# Connecting HDS Units



## slushfish (Mar 4, 2013)

I'm sure the info I'm looking for is in here somewhere but I can't find it. My question is, I have a HDS 8 at the wheel and adding a HDS7. The only diagram I can find shows to power both units. Run transom xducer to one unit, US2 cable from terrova to other unit, and Ethernet cables from LSS-1 module to both units. Can anyone tell me if this is how its commonly done? If wired like this, can you select which xducer you use on either unit, or does that just let either unit use side/down scan? Don't want to buy a bunch of extra parts I don't need. Thanks for all the help. Just trying to keep it simple. Getting ready to make a trip down next wk. Trying to get rigged up before we do.
Slushfish


----------



## Dan44149 (Apr 12, 2011)

If you want the 2 units to communicate with each other, then you'll need to network them together with the network ports. Each unit should have 4 ports on the back: power, sonar (for 2D transducer), ethernet (StructureScan module), and network (NMEA2k IIRC).

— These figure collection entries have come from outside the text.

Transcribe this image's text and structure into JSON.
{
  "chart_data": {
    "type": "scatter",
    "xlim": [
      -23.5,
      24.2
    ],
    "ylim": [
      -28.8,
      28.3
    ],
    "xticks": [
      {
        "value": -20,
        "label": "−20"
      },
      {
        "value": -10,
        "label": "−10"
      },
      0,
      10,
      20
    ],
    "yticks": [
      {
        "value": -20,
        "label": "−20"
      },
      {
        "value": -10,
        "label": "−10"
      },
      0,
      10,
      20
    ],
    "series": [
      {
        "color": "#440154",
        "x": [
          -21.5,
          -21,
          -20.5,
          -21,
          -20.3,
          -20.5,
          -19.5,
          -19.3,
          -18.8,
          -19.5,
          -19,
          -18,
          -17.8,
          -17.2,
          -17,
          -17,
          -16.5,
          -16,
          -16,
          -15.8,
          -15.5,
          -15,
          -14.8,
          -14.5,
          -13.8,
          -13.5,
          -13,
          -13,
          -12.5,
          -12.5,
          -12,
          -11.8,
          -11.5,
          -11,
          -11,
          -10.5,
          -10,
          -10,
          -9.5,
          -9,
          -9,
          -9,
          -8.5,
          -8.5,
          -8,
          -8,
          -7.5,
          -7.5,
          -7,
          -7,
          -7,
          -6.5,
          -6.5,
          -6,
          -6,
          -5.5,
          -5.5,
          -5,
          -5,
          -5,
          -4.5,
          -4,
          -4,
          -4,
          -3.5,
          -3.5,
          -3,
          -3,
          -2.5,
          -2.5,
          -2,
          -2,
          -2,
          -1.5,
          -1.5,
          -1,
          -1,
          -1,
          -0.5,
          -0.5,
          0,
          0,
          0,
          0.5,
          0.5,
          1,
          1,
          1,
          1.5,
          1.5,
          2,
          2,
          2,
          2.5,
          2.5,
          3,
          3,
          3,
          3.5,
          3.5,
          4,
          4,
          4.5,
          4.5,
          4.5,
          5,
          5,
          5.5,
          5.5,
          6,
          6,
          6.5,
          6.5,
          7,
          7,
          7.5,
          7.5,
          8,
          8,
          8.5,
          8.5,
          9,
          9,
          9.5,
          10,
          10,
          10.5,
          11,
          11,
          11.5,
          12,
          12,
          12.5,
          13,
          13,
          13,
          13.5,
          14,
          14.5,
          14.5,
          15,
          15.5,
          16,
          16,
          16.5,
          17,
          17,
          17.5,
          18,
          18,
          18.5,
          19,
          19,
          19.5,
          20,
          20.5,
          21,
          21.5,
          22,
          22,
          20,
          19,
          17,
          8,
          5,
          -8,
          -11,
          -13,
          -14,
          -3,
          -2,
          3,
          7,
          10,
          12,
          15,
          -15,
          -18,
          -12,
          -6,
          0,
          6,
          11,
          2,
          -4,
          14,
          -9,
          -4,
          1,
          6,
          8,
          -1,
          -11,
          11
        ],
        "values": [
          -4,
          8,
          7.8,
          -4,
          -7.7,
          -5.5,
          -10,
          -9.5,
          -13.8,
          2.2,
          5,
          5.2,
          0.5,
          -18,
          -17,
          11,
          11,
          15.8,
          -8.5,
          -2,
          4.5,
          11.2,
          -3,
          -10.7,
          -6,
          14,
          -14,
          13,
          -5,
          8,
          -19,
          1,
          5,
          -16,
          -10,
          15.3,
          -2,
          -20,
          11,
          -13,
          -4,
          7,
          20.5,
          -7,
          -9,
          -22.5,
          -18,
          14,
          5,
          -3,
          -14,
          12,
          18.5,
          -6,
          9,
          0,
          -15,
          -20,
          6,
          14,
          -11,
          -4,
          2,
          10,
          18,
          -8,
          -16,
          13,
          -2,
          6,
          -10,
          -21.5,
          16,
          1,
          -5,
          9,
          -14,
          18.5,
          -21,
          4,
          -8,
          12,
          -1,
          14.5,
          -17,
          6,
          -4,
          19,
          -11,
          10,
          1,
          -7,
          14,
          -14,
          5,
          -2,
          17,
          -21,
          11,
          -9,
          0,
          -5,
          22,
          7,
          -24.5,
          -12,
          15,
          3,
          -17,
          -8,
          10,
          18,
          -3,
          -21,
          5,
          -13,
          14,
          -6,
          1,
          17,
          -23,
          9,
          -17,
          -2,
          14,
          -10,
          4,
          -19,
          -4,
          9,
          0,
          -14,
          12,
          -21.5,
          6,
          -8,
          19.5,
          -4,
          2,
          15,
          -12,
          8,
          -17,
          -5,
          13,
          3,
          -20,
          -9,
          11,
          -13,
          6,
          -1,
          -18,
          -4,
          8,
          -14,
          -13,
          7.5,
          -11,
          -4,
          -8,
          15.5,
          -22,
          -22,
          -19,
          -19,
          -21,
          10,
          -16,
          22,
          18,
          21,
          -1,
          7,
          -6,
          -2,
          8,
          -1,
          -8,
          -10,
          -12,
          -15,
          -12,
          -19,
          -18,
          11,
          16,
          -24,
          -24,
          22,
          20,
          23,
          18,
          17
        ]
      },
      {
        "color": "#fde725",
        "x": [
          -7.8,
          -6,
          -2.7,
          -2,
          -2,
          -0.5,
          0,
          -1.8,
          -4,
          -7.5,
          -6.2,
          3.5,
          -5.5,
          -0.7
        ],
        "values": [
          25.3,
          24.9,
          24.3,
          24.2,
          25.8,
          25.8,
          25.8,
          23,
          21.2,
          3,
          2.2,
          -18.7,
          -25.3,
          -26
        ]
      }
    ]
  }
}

Your head unit should come with the network diagram.


----------



## Byg (Jun 6, 2006)

Just curious, as i just bought a Terrova but the US2 only works for 2D sonar correct, Why would you connect to it with the HDS7


----------



## Dan44149 (Apr 12, 2011)

Byg said:


> Just curious, as i just bought a Terrova but the US2 only works for 2D sonar correct, Why would you connect to it with the HDS7


HDS units provide for 2D sonar as well as DSI/SI if connected to both an LSS1/LSS2 and a 2D transducer.


----------



## buck.eyehunter (May 27, 2007)

Yes sounds correct if you want gps waypoint sharing you will need nmea 2000 network. Ethernet only lets you shared sonar and stucture scan.
The lss-1 unit will work as expansion port so your good with enet.

posted using Outdoor Hub Campfire


----------



## slushfish (Mar 4, 2013)

What I have is, HDS7 hooked to terrova and Ethernet to LSS1. HDS8 hooked to transom xducer and Ethernet to LSS1. On the 7 I can use 2d sonar from terrova. On the 8 I can use 2d sonar from transom. Can use DS/SI on either unit and they share waypoints but, not trails.
Slushfish


----------



## Byg (Jun 6, 2006)

Thanks for explaining


----------